As Cord-Cutting Grows, Streaming Video Services Are Becoming More Expensive

One of the secret pleasures of streaming video has always been that it satisfies our TV cravings without the steep monthly fees of cable television. Now that’s starting to change.

For the past decade, cord cutters have been canceling their cable-TV subscriptions and getting their video fixes through Netflix, YouTube, and other digital streams of video entertainment. The trend has been slow, but relentless enough to cause media giants like Disney to launch direct-to-consumer services and cable stalwarts like AT&T and Comcast to diversify into beyond the decades-old idea of live programming on cable TV.

Now, according to the Wall Street Journal, the online-only bundles that cable stalwarts have been piloting in an effort to retain a cord-cutting customer base are starting to get more expensive. In other words, cut away all the cables you want, but it’s getting harder to escape the costly monthly fees that made cable seem like a bad deal in the first place.

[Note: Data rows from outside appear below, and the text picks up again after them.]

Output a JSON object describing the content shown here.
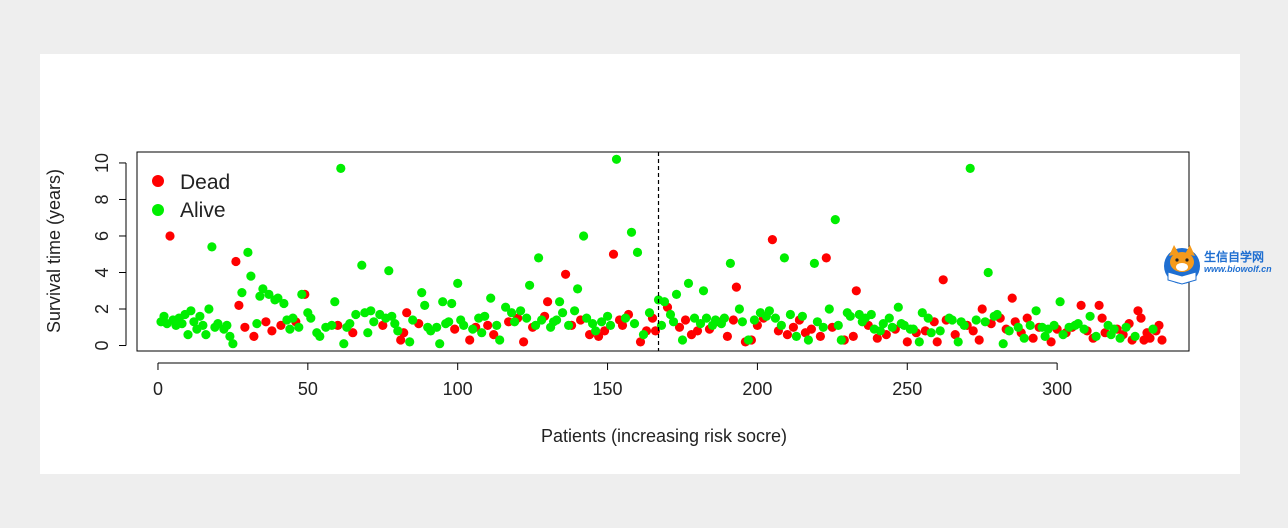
{
  "chart_data": {
    "type": "scatter",
    "title": "",
    "xlabel": "Patients (increasing risk socre)",
    "ylabel": "Survival time (years)",
    "xlim": [
      -7,
      344
    ],
    "ylim": [
      -0.3,
      10.6
    ],
    "x_ticks": [
      0,
      50,
      100,
      150,
      200,
      250,
      300
    ],
    "y_ticks": [
      0,
      2,
      4,
      6,
      8,
      10
    ],
    "cutoff_x": 167,
    "legend_position": "top-left",
    "grid": false,
    "series": [
      {
        "name": "Dead",
        "color": "#ff0000",
        "points": [
          [
            4,
            6.0
          ],
          [
            26,
            4.6
          ],
          [
            27,
            2.2
          ],
          [
            29,
            1.0
          ],
          [
            32,
            0.5
          ],
          [
            36,
            1.3
          ],
          [
            38,
            0.8
          ],
          [
            41,
            1.1
          ],
          [
            46,
            1.3
          ],
          [
            49,
            2.8
          ],
          [
            60,
            1.1
          ],
          [
            65,
            0.7
          ],
          [
            75,
            1.1
          ],
          [
            81,
            0.3
          ],
          [
            82,
            0.7
          ],
          [
            83,
            1.8
          ],
          [
            87,
            1.2
          ],
          [
            99,
            0.9
          ],
          [
            104,
            0.3
          ],
          [
            106,
            1.0
          ],
          [
            110,
            1.1
          ],
          [
            112,
            0.6
          ],
          [
            117,
            1.3
          ],
          [
            120,
            1.5
          ],
          [
            122,
            0.2
          ],
          [
            125,
            1.0
          ],
          [
            129,
            1.6
          ],
          [
            130,
            2.4
          ],
          [
            136,
            3.9
          ],
          [
            138,
            1.1
          ],
          [
            141,
            1.4
          ],
          [
            144,
            0.6
          ],
          [
            147,
            0.5
          ],
          [
            149,
            0.8
          ],
          [
            152,
            5.0
          ],
          [
            154,
            1.4
          ],
          [
            155,
            1.1
          ],
          [
            157,
            1.7
          ],
          [
            161,
            0.2
          ],
          [
            163,
            0.8
          ],
          [
            165,
            1.5
          ],
          [
            166,
            0.8
          ],
          [
            170,
            2.1
          ],
          [
            174,
            1.0
          ],
          [
            176,
            1.4
          ],
          [
            178,
            0.6
          ],
          [
            180,
            0.8
          ],
          [
            184,
            0.9
          ],
          [
            187,
            1.3
          ],
          [
            190,
            0.5
          ],
          [
            192,
            1.4
          ],
          [
            193,
            3.2
          ],
          [
            196,
            0.2
          ],
          [
            198,
            0.3
          ],
          [
            200,
            1.1
          ],
          [
            202,
            1.5
          ],
          [
            205,
            5.8
          ],
          [
            207,
            0.8
          ],
          [
            210,
            0.6
          ],
          [
            212,
            1.0
          ],
          [
            214,
            1.4
          ],
          [
            216,
            0.7
          ],
          [
            218,
            0.9
          ],
          [
            221,
            0.5
          ],
          [
            223,
            4.8
          ],
          [
            225,
            1.0
          ],
          [
            229,
            0.3
          ],
          [
            232,
            0.5
          ],
          [
            233,
            3.0
          ],
          [
            237,
            1.1
          ],
          [
            240,
            0.4
          ],
          [
            243,
            0.6
          ],
          [
            246,
            0.9
          ],
          [
            250,
            0.2
          ],
          [
            253,
            0.7
          ],
          [
            256,
            0.8
          ],
          [
            259,
            1.3
          ],
          [
            260,
            0.2
          ],
          [
            262,
            3.6
          ],
          [
            263,
            1.4
          ],
          [
            266,
            0.6
          ],
          [
            270,
            1.1
          ],
          [
            272,
            0.8
          ],
          [
            274,
            0.3
          ],
          [
            275,
            2.0
          ],
          [
            278,
            1.2
          ],
          [
            281,
            1.5
          ],
          [
            283,
            0.9
          ],
          [
            285,
            2.6
          ],
          [
            286,
            1.3
          ],
          [
            288,
            0.7
          ],
          [
            290,
            1.5
          ],
          [
            292,
            0.4
          ],
          [
            294,
            1.0
          ],
          [
            298,
            0.2
          ],
          [
            300,
            0.9
          ],
          [
            303,
            0.7
          ],
          [
            305,
            1.0
          ],
          [
            308,
            2.2
          ],
          [
            310,
            0.8
          ],
          [
            312,
            0.4
          ],
          [
            314,
            2.2
          ],
          [
            315,
            1.5
          ],
          [
            316,
            0.7
          ],
          [
            320,
            0.9
          ],
          [
            322,
            0.6
          ],
          [
            324,
            1.2
          ],
          [
            325,
            0.3
          ],
          [
            327,
            1.9
          ],
          [
            328,
            1.5
          ],
          [
            329,
            0.3
          ],
          [
            330,
            0.7
          ],
          [
            331,
            0.4
          ],
          [
            333,
            0.8
          ],
          [
            334,
            1.1
          ],
          [
            335,
            0.3
          ]
        ]
      },
      {
        "name": "Alive",
        "color": "#00ee00",
        "points": [
          [
            1,
            1.3
          ],
          [
            2,
            1.6
          ],
          [
            3,
            1.2
          ],
          [
            5,
            1.4
          ],
          [
            6,
            1.1
          ],
          [
            7,
            1.5
          ],
          [
            8,
            1.2
          ],
          [
            9,
            1.7
          ],
          [
            10,
            0.6
          ],
          [
            11,
            1.9
          ],
          [
            12,
            1.3
          ],
          [
            13,
            0.9
          ],
          [
            14,
            1.6
          ],
          [
            15,
            1.1
          ],
          [
            16,
            0.6
          ],
          [
            17,
            2.0
          ],
          [
            18,
            5.4
          ],
          [
            19,
            1.0
          ],
          [
            20,
            1.2
          ],
          [
            22,
            0.9
          ],
          [
            23,
            1.1
          ],
          [
            24,
            0.5
          ],
          [
            25,
            0.1
          ],
          [
            28,
            2.9
          ],
          [
            30,
            5.1
          ],
          [
            31,
            3.8
          ],
          [
            33,
            1.2
          ],
          [
            34,
            2.7
          ],
          [
            35,
            3.1
          ],
          [
            37,
            2.8
          ],
          [
            39,
            2.5
          ],
          [
            40,
            2.6
          ],
          [
            42,
            2.3
          ],
          [
            43,
            1.4
          ],
          [
            44,
            0.9
          ],
          [
            45,
            1.5
          ],
          [
            47,
            1.0
          ],
          [
            48,
            2.8
          ],
          [
            50,
            1.8
          ],
          [
            51,
            1.5
          ],
          [
            53,
            0.7
          ],
          [
            54,
            0.5
          ],
          [
            56,
            1.0
          ],
          [
            58,
            1.1
          ],
          [
            59,
            2.4
          ],
          [
            61,
            9.7
          ],
          [
            62,
            0.1
          ],
          [
            63,
            1.0
          ],
          [
            64,
            1.2
          ],
          [
            66,
            1.7
          ],
          [
            68,
            4.4
          ],
          [
            69,
            1.8
          ],
          [
            70,
            0.7
          ],
          [
            71,
            1.9
          ],
          [
            72,
            1.3
          ],
          [
            74,
            1.7
          ],
          [
            76,
            1.5
          ],
          [
            77,
            4.1
          ],
          [
            78,
            1.6
          ],
          [
            79,
            1.2
          ],
          [
            80,
            0.8
          ],
          [
            84,
            0.2
          ],
          [
            85,
            1.4
          ],
          [
            88,
            2.9
          ],
          [
            89,
            2.2
          ],
          [
            90,
            1.0
          ],
          [
            91,
            0.8
          ],
          [
            93,
            1.0
          ],
          [
            94,
            0.1
          ],
          [
            95,
            2.4
          ],
          [
            96,
            1.2
          ],
          [
            97,
            1.3
          ],
          [
            98,
            2.3
          ],
          [
            100,
            3.4
          ],
          [
            101,
            1.4
          ],
          [
            102,
            1.1
          ],
          [
            105,
            0.9
          ],
          [
            107,
            1.5
          ],
          [
            108,
            0.7
          ],
          [
            109,
            1.6
          ],
          [
            111,
            2.6
          ],
          [
            113,
            1.1
          ],
          [
            114,
            0.3
          ],
          [
            116,
            2.1
          ],
          [
            118,
            1.8
          ],
          [
            119,
            1.3
          ],
          [
            121,
            1.9
          ],
          [
            123,
            1.5
          ],
          [
            124,
            3.3
          ],
          [
            126,
            1.1
          ],
          [
            127,
            4.8
          ],
          [
            128,
            1.4
          ],
          [
            131,
            1.0
          ],
          [
            132,
            1.3
          ],
          [
            133,
            1.4
          ],
          [
            134,
            2.4
          ],
          [
            135,
            1.8
          ],
          [
            137,
            1.1
          ],
          [
            139,
            1.9
          ],
          [
            140,
            3.1
          ],
          [
            142,
            6.0
          ],
          [
            143,
            1.5
          ],
          [
            145,
            1.2
          ],
          [
            146,
            0.8
          ],
          [
            148,
            1.3
          ],
          [
            150,
            1.6
          ],
          [
            151,
            1.1
          ],
          [
            153,
            10.2
          ],
          [
            156,
            1.5
          ],
          [
            158,
            6.2
          ],
          [
            159,
            1.2
          ],
          [
            160,
            5.1
          ],
          [
            162,
            0.6
          ],
          [
            164,
            1.8
          ],
          [
            167,
            2.5
          ],
          [
            168,
            1.1
          ],
          [
            169,
            2.4
          ],
          [
            171,
            1.7
          ],
          [
            172,
            1.3
          ],
          [
            173,
            2.8
          ],
          [
            175,
            0.3
          ],
          [
            177,
            3.4
          ],
          [
            179,
            1.5
          ],
          [
            181,
            1.2
          ],
          [
            182,
            3.0
          ],
          [
            183,
            1.5
          ],
          [
            185,
            1.1
          ],
          [
            186,
            1.4
          ],
          [
            188,
            1.2
          ],
          [
            189,
            1.5
          ],
          [
            191,
            4.5
          ],
          [
            194,
            2.0
          ],
          [
            195,
            1.3
          ],
          [
            197,
            0.3
          ],
          [
            199,
            1.4
          ],
          [
            201,
            1.8
          ],
          [
            203,
            1.6
          ],
          [
            204,
            1.9
          ],
          [
            206,
            1.5
          ],
          [
            208,
            1.1
          ],
          [
            209,
            4.8
          ],
          [
            211,
            1.7
          ],
          [
            213,
            0.5
          ],
          [
            215,
            1.6
          ],
          [
            217,
            0.3
          ],
          [
            219,
            4.5
          ],
          [
            220,
            1.3
          ],
          [
            222,
            1.0
          ],
          [
            224,
            2.0
          ],
          [
            226,
            6.9
          ],
          [
            227,
            1.1
          ],
          [
            228,
            0.3
          ],
          [
            230,
            1.8
          ],
          [
            231,
            1.6
          ],
          [
            234,
            1.7
          ],
          [
            235,
            1.3
          ],
          [
            236,
            1.5
          ],
          [
            238,
            1.7
          ],
          [
            239,
            0.9
          ],
          [
            241,
            0.8
          ],
          [
            242,
            1.2
          ],
          [
            244,
            1.5
          ],
          [
            245,
            1.0
          ],
          [
            247,
            2.1
          ],
          [
            248,
            1.2
          ],
          [
            249,
            1.1
          ],
          [
            251,
            0.9
          ],
          [
            252,
            0.9
          ],
          [
            254,
            0.2
          ],
          [
            255,
            1.8
          ],
          [
            257,
            1.5
          ],
          [
            258,
            0.7
          ],
          [
            261,
            0.8
          ],
          [
            264,
            1.5
          ],
          [
            265,
            1.4
          ],
          [
            267,
            0.2
          ],
          [
            268,
            1.3
          ],
          [
            269,
            1.1
          ],
          [
            271,
            9.7
          ],
          [
            273,
            1.4
          ],
          [
            276,
            1.3
          ],
          [
            277,
            4.0
          ],
          [
            279,
            1.6
          ],
          [
            280,
            1.7
          ],
          [
            282,
            0.1
          ],
          [
            284,
            0.8
          ],
          [
            287,
            1.0
          ],
          [
            289,
            0.4
          ],
          [
            291,
            1.1
          ],
          [
            293,
            1.9
          ],
          [
            295,
            1.0
          ],
          [
            296,
            0.5
          ],
          [
            297,
            0.9
          ],
          [
            299,
            1.1
          ],
          [
            301,
            2.4
          ],
          [
            302,
            0.6
          ],
          [
            304,
            1.0
          ],
          [
            306,
            1.1
          ],
          [
            307,
            1.2
          ],
          [
            309,
            0.9
          ],
          [
            311,
            1.6
          ],
          [
            313,
            0.5
          ],
          [
            317,
            1.1
          ],
          [
            318,
            0.6
          ],
          [
            319,
            0.9
          ],
          [
            321,
            0.4
          ],
          [
            323,
            1.0
          ],
          [
            326,
            0.5
          ],
          [
            332,
            0.9
          ]
        ]
      }
    ]
  },
  "watermark": {
    "title": "生信自学网",
    "url": "www.biowolf.cn"
  }
}
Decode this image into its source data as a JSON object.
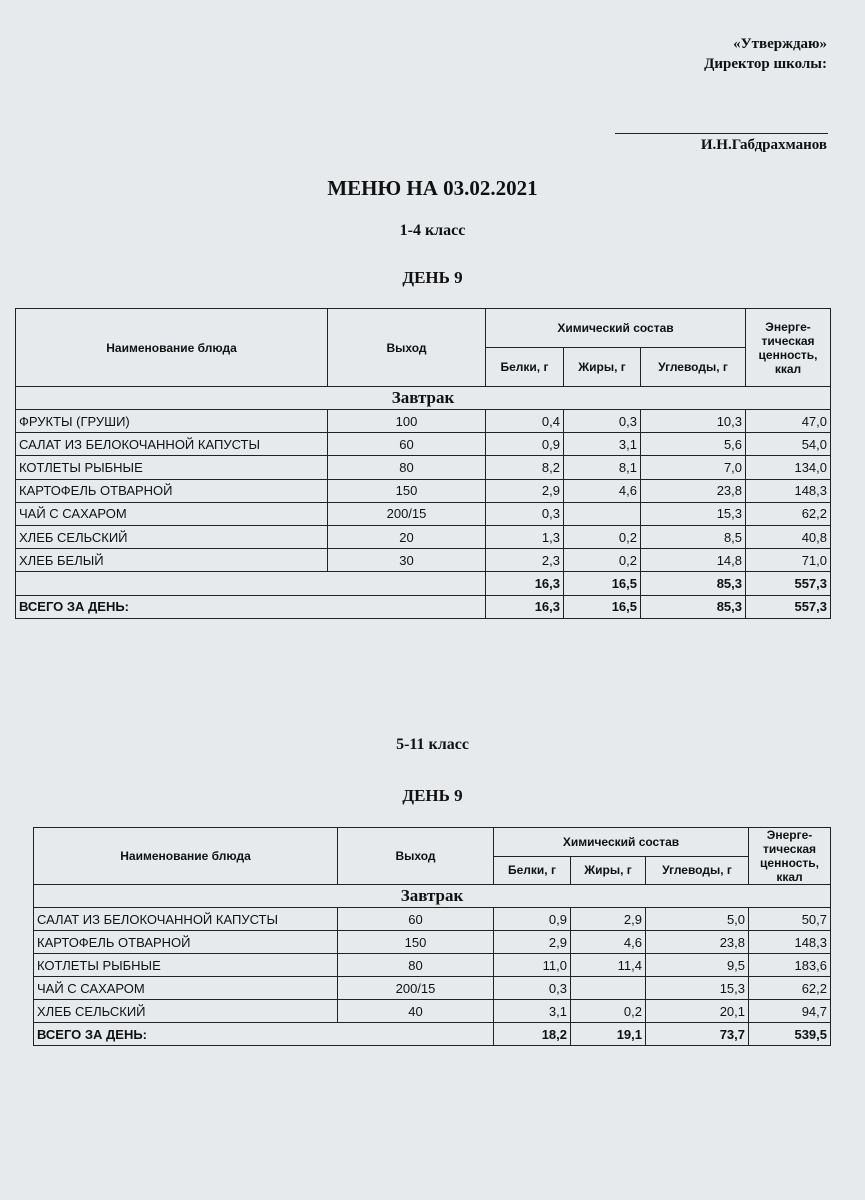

AT&T’s DirecTV streaming service has raised its basic-channel subscription to $40 a month from $35 a month. And AT&T may bump that price even higher.

“We moved the price up and, being a very price-sensitive market, we fully expected to see a considerable number of customers drop off,” AT&T CEO Randall Stephenson told the Journal. “The consumers, it’s obvious that they’re finding value in the platform.”

It’s not just AT&T. Google’s YouTube TV bundle of traditionally cable channels ratcheted up its monthly fee to $40 from $35 this year. And SlingTV raised the price of its basic streaming-video package to $25 a month, citing rising programming fees.

“Our team works hard to negotiate fair programming deals, with the goal of keeping your price as low as possible,” Warren Schlichting, an executive at SlingTV’s parent Dish Network, wrote on Dish’s blog. “Programming fees, however, only go one direction, and that’s up!”